Dark family secret = unbreakable chain of dark bad life experiences
I’m in my 30s. I have been living on my own for 6 years ago and am really trying to get my life back on track and permanently stop this reoccurring evil thought once and for all.
I know that one major holdback has got to do with my family history.
I had an immense hatred for my dad. He’s mostly unemployed all his life. Close to decade a ago, a younger sibling claimed that she was raped by him. There was one night when I just felt different too. No one told me about it and apparently, they think it’ll cause me to go mental. They got separated for a while. He claimed that it wasn’t him and it was his “black magic” partners or some spirits of some sort pushing him to do so. And now they are happily together again.
I am slightly mentally unstable and am finding it hard to stay in a job for at least a month. Some narrow-minded people are always asking “where’s your family”, “go back to them” and worst of all when I was homeless, everyone start spitting judgemental comments like “you ran away from your parents, that’s why all these are happening to you”, “that’s why you stress”.
Would appreciate any advice from anyone who had an unfortunate background like mine. Going back to them is not an option. I am the black sheep, the quiet, chronically introverted one. But I know all these stuff swept under the rug are toxic, and so are they. Why would I want to be around a rapist and his human clan? No one has been or can support me in any way. Why would I want to suffer in silence? I’d rather hang myself than to go back to them.
Just want to get these out off my chest as I can’t really let anyone know what really happened behind closed doors AND how religion can stupidify people/people who are quick to judge.
May with this confession, I can completely let go of this dirty secret, not feel guilty anymore and move on.

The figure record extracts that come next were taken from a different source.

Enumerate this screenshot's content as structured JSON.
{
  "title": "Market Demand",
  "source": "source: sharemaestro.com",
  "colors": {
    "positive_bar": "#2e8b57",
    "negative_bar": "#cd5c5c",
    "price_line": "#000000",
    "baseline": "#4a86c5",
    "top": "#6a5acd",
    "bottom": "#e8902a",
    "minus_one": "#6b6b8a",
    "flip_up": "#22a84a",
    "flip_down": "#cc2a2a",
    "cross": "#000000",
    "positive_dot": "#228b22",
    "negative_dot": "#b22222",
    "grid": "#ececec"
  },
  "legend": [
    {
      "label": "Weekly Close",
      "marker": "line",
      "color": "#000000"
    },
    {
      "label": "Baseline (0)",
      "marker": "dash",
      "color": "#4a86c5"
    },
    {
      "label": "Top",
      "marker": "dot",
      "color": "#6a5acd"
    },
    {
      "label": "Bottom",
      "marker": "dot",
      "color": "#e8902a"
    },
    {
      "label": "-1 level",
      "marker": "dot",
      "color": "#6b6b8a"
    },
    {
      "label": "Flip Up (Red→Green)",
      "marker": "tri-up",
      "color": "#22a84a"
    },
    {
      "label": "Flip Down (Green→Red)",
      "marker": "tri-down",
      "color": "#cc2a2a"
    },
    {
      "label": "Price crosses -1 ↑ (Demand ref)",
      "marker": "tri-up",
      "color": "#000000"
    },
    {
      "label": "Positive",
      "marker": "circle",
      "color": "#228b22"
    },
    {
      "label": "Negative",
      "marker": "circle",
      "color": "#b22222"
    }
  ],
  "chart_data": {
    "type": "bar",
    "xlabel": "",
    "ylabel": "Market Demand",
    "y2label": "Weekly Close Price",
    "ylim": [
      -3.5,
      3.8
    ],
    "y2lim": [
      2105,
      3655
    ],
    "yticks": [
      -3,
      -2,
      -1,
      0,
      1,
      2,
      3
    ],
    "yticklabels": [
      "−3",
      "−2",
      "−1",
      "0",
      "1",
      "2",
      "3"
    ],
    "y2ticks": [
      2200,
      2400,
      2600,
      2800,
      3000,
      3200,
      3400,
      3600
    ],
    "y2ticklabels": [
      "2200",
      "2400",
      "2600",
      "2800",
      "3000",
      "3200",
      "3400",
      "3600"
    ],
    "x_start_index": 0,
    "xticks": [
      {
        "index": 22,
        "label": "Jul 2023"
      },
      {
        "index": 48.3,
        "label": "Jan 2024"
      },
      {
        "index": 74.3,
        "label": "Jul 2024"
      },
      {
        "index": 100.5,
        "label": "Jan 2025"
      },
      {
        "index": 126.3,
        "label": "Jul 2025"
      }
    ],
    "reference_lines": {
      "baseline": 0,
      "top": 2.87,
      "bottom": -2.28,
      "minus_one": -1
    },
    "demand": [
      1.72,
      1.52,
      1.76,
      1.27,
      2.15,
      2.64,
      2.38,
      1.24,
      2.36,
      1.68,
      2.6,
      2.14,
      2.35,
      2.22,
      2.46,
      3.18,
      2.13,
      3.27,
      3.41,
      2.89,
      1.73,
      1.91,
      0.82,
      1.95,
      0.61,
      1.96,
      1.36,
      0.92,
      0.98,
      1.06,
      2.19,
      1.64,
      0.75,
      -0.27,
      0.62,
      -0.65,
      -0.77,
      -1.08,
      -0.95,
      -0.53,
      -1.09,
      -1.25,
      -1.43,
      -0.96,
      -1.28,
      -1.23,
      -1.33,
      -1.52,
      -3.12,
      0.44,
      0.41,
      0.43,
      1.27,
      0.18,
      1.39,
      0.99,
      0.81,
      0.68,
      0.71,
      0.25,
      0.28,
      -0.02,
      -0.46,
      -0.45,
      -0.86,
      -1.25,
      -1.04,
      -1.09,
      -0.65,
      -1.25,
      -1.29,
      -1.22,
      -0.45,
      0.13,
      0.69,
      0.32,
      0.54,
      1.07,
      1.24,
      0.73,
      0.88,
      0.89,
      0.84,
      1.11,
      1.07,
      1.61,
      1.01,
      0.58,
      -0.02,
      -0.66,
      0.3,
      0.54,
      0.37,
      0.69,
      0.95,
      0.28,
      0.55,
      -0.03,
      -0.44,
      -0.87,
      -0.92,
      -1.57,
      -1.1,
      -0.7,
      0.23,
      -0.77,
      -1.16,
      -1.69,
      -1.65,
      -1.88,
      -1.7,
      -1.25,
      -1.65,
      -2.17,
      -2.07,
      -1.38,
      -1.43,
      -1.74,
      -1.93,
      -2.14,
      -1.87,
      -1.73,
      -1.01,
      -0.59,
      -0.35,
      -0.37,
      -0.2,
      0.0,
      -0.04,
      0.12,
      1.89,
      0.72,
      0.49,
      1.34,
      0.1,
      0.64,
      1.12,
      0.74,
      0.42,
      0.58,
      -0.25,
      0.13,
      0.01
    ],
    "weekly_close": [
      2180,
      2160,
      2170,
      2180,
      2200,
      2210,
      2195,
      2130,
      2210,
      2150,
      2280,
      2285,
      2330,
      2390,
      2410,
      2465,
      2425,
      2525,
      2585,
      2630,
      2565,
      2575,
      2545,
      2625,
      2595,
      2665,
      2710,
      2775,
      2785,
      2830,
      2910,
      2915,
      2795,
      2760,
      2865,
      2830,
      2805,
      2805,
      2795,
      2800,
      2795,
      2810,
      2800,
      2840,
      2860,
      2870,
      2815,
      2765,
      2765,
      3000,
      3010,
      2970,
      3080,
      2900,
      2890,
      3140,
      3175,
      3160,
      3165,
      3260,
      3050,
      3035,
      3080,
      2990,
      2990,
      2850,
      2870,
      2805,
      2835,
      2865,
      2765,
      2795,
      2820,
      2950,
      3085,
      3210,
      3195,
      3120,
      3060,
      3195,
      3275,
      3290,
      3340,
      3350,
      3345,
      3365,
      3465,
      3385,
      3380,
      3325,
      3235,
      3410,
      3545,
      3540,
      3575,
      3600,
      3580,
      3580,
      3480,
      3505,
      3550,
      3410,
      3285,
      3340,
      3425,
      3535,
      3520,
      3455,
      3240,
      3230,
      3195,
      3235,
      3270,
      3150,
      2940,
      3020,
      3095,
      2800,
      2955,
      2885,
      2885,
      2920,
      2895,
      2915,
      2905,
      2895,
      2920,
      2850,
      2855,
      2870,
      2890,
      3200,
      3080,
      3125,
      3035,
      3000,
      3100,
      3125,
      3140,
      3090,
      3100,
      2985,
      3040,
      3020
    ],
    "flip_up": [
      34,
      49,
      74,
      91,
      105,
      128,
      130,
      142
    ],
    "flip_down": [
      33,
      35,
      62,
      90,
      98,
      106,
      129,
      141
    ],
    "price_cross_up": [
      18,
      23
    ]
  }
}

Here are what netizens think:
- the very first thing to tackle i would say is how you perceive other people’s opinions especially about why you moved out. my case is not so serious but i get the same comments and people’s unsolicited advice as to reconciling with toxic parents. i have come to terms that i am doing this for my own sanity and i am the most impt person in my life. if i am happy, my life will be better. no single person can truly understand what you are going through so try not to go back and forth thinking that you are wrong to split from your family. also, you don’t need to justify to people why you are doing what you did. if you are happier and at peace now, you are right.
- Life can be bright and full of love. It’s also short and you don’t deserve to waste it away like this.